A next step could be to use a todo list and remove the recursion, and a third step could be to add some bitmasking.
8-bit computers in the 1970s did this with an optimization that has the same algorithmic complexity, but in the typical case is much faster on actual hardware.
Starting from the initial square, scan to the left and right until "walls" are found. Now you have a "span" that is one square tall and N squares wide. Mark the span as "filled," in this case each square with the distance to the initial square.
For each square above and below the current span, if it's not a "wall" or already filled, pick it as the new origin of a span.

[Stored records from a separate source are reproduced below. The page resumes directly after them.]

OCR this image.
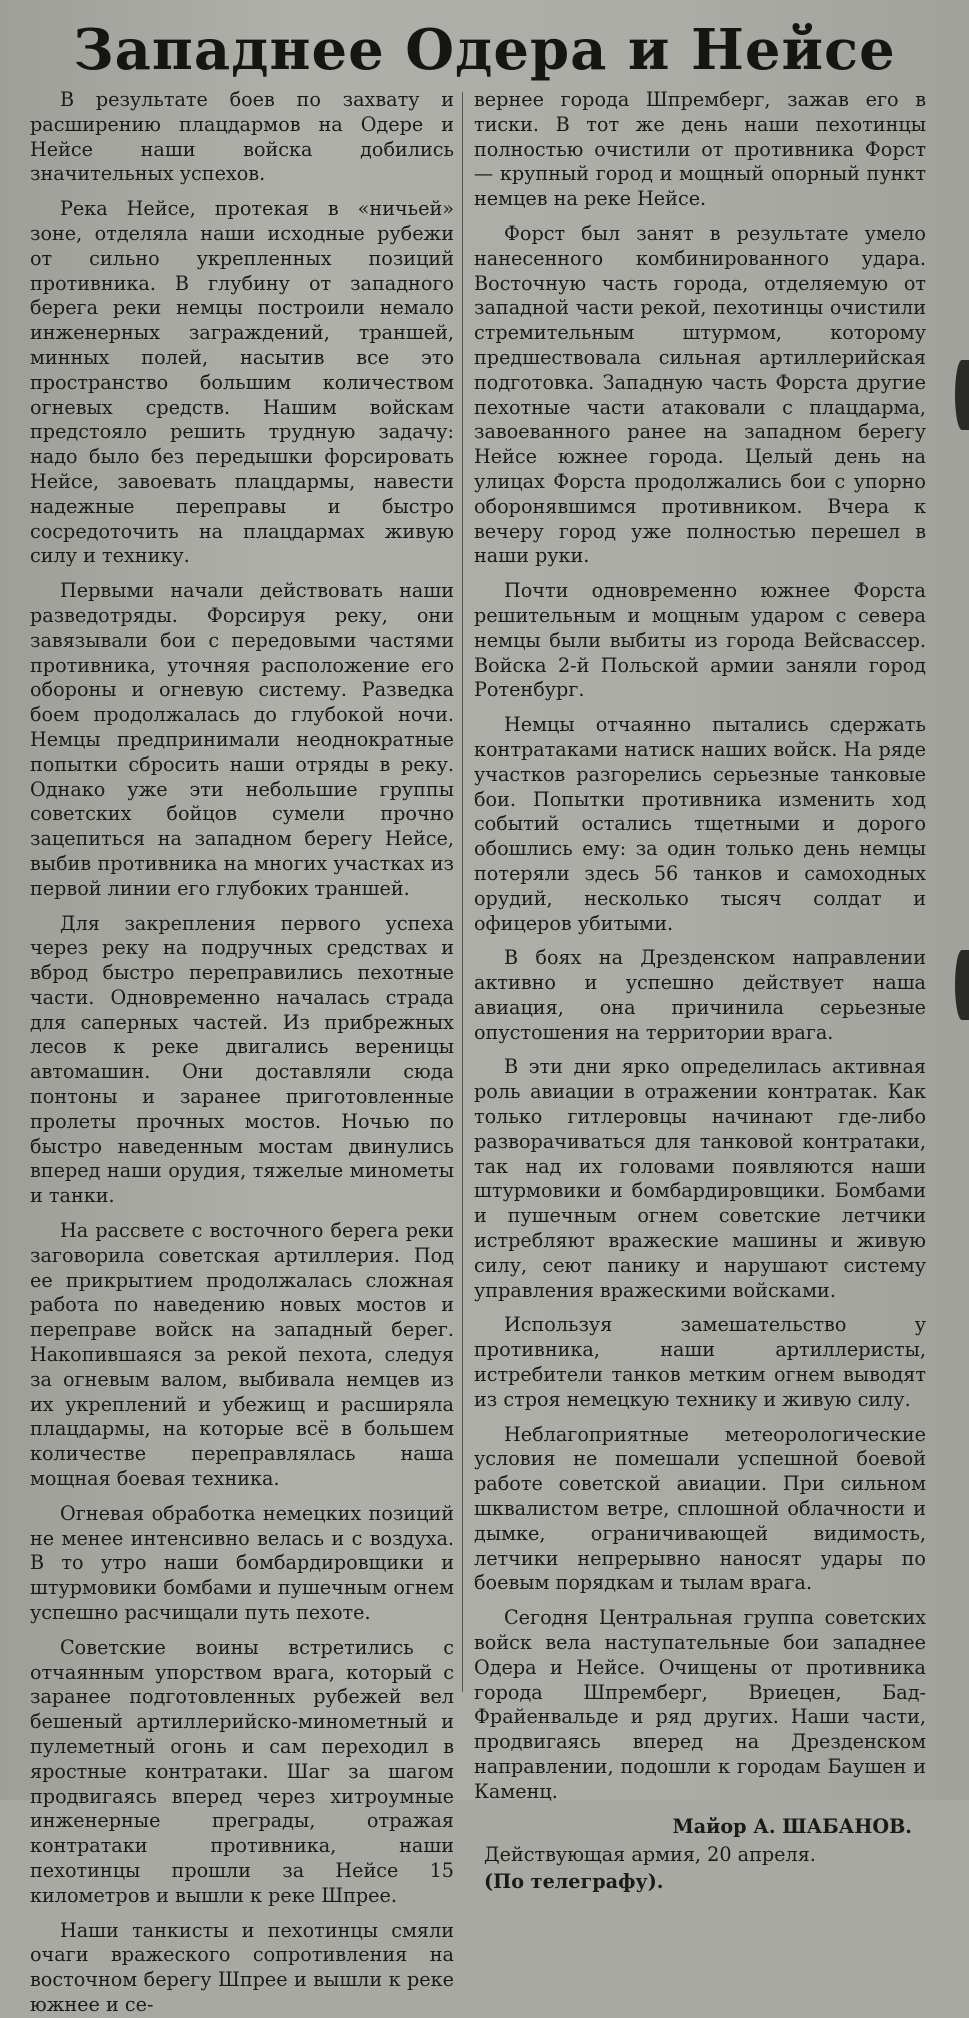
Западнее Одера и Нейсе

В результате боев по захвату и расширению плацдармов на Одере и Нейсе наши войска добились значительных успехов.

Река Нейсе, протекая в «ничьей» зоне, отделяла наши исходные рубежи от сильно укрепленных позиций противника. В глубину от западного берега реки немцы построили немало инженерных заграждений, траншей, минных полей, насытив все это пространство большим количеством огневых средств. Нашим войскам предстояло решить трудную задачу: надо было без передышки форсировать Нейсе, завоевать плацдармы, навести надежные переправы и быстро сосредоточить на плацдармах живую силу и технику.

Первыми начали действовать наши разведотряды. Форсируя реку, они завязывали бои с передовыми частями противника, уточняя расположение его обороны и огневую систему. Разведка боем продолжалась до глубокой ночи. Немцы предпринимали неоднократные попытки сбросить наши отряды в реку. Однако уже эти небольшие группы советских бойцов сумели прочно зацепиться на западном берегу Нейсе, выбив противника на многих участках из первой линии его глубоких траншей.

Для закрепления первого успеха через реку на подручных средствах и вброд быстро переправились пехотные части. Одновременно началась страда для саперных частей. Из прибрежных лесов к реке двигались вереницы автомашин. Они доставляли сюда понтоны и заранее приготовленные пролеты прочных мостов. Ночью по быстро наведенным мостам двинулись вперед наши орудия, тяжелые минометы и танки.

На рассвете с восточного берега реки заговорила советская артиллерия. Под ее прикрытием продолжалась сложная работа по наведению новых мостов и переправе войск на западный берег. Накопившаяся за рекой пехота, следуя за огневым валом, выбивала немцев из их укреплений и убежищ и расширяла плацдармы, на которые всё в большем количестве переправлялась наша мощная боевая техника.

Огневая обработка немецких позиций не менее интенсивно велась и с воздуха. В то утро наши бомбардировщики и штурмовики бомбами и пушечным огнем успешно расчищали путь пехоте.

Советские воины встретились с отчаянным упорством врага, который с заранее подготовленных рубежей вел бешеный артиллерийско-минометный и пулеметный огонь и сам переходил в яростные контратаки. Шаг за шагом продвигаясь вперед через хитроумные инженерные преграды, отражая контратаки противника, наши пехотинцы прошли за Нейсе 15 километров и вышли к реке Шпрее.

Наши танкисты и пехотинцы смяли очаги вражеского сопротивления на восточном берегу Шпрее и вышли к реке южнее и се-

вернее города Шпремберг, зажав его в тиски. В тот же день наши пехотинцы полностью очистили от противника Форст — крупный город и мощный опорный пункт немцев на реке Нейсе.

Форст был занят в результате умело нанесенного комбинированного удара. Восточную часть города, отделяемую от западной части рекой, пехотинцы очистили стремительным штурмом, которому предшествовала сильная артиллерийская подготовка. Западную часть Форста другие пехотные части атаковали с плацдарма, завоеванного ранее на западном берегу Нейсе южнее города. Целый день на улицах Форста продолжались бои с упорно оборонявшимся противником. Вчера к вечеру город уже полностью перешел в наши руки.

Почти одновременно южнее Форста решительным и мощным ударом с севера немцы были выбиты из города Вейсвассер. Войска 2-й Польской армии заняли город Ротенбург.

Немцы отчаянно пытались сдержать контратаками натиск наших войск. На ряде участков разгорелись серьезные танковые бои. Попытки противника изменить ход событий остались тщетными и дорого обошлись ему: за один только день немцы потеряли здесь 56 танков и самоходных орудий, несколько тысяч солдат и офицеров убитыми.

В боях на Дрезденском направлении активно и успешно действует наша авиация, она причинила серьезные опустошения на территории врага.

В эти дни ярко определилась активная роль авиации в отражении контратак. Как только гитлеровцы начинают где-либо разворачиваться для танковой контратаки, так над их головами появляются наши штурмовики и бомбардировщики. Бомбами и пушечным огнем советские летчики истребляют вражеские машины и живую силу, сеют панику и нарушают систему управления вражескими войсками.

Используя замешательство у противника, наши артиллеристы, истребители танков метким огнем выводят из строя немецкую технику и живую силу.

Неблагоприятные метеорологические условия не помешали успешной боевой работе советской авиации. При сильном шквалистом ветре, сплошной облачности и дымке, ограничивающей видимость, летчики непрерывно наносят удары по боевым порядкам и тылам врага.

Сегодня Центральная группа советских войск вела наступательные бои западнее Одера и Нейсе. Очищены от противника города Шпремберг, Вриецен, Бад-Фрайенвальде и ряд других. Наши части, продвигаясь вперед на Дрезденском направлении, подошли к городам Баушен и Каменц.

Майор А. ШАБАНОВ.
Действующая армия, 20 апреля.
(По телеграфу).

Repeat until no new spans are found.
Since horizontal rows tend to be stored contiguously in memory, this algorithm tends to thrash the cache far less than one that has no bias for horizontal searches.
Also, since in the most common cases far fewer items are pushed and popped from a stack (spans instead of individual blocks) there is less time spent maintaining the stack.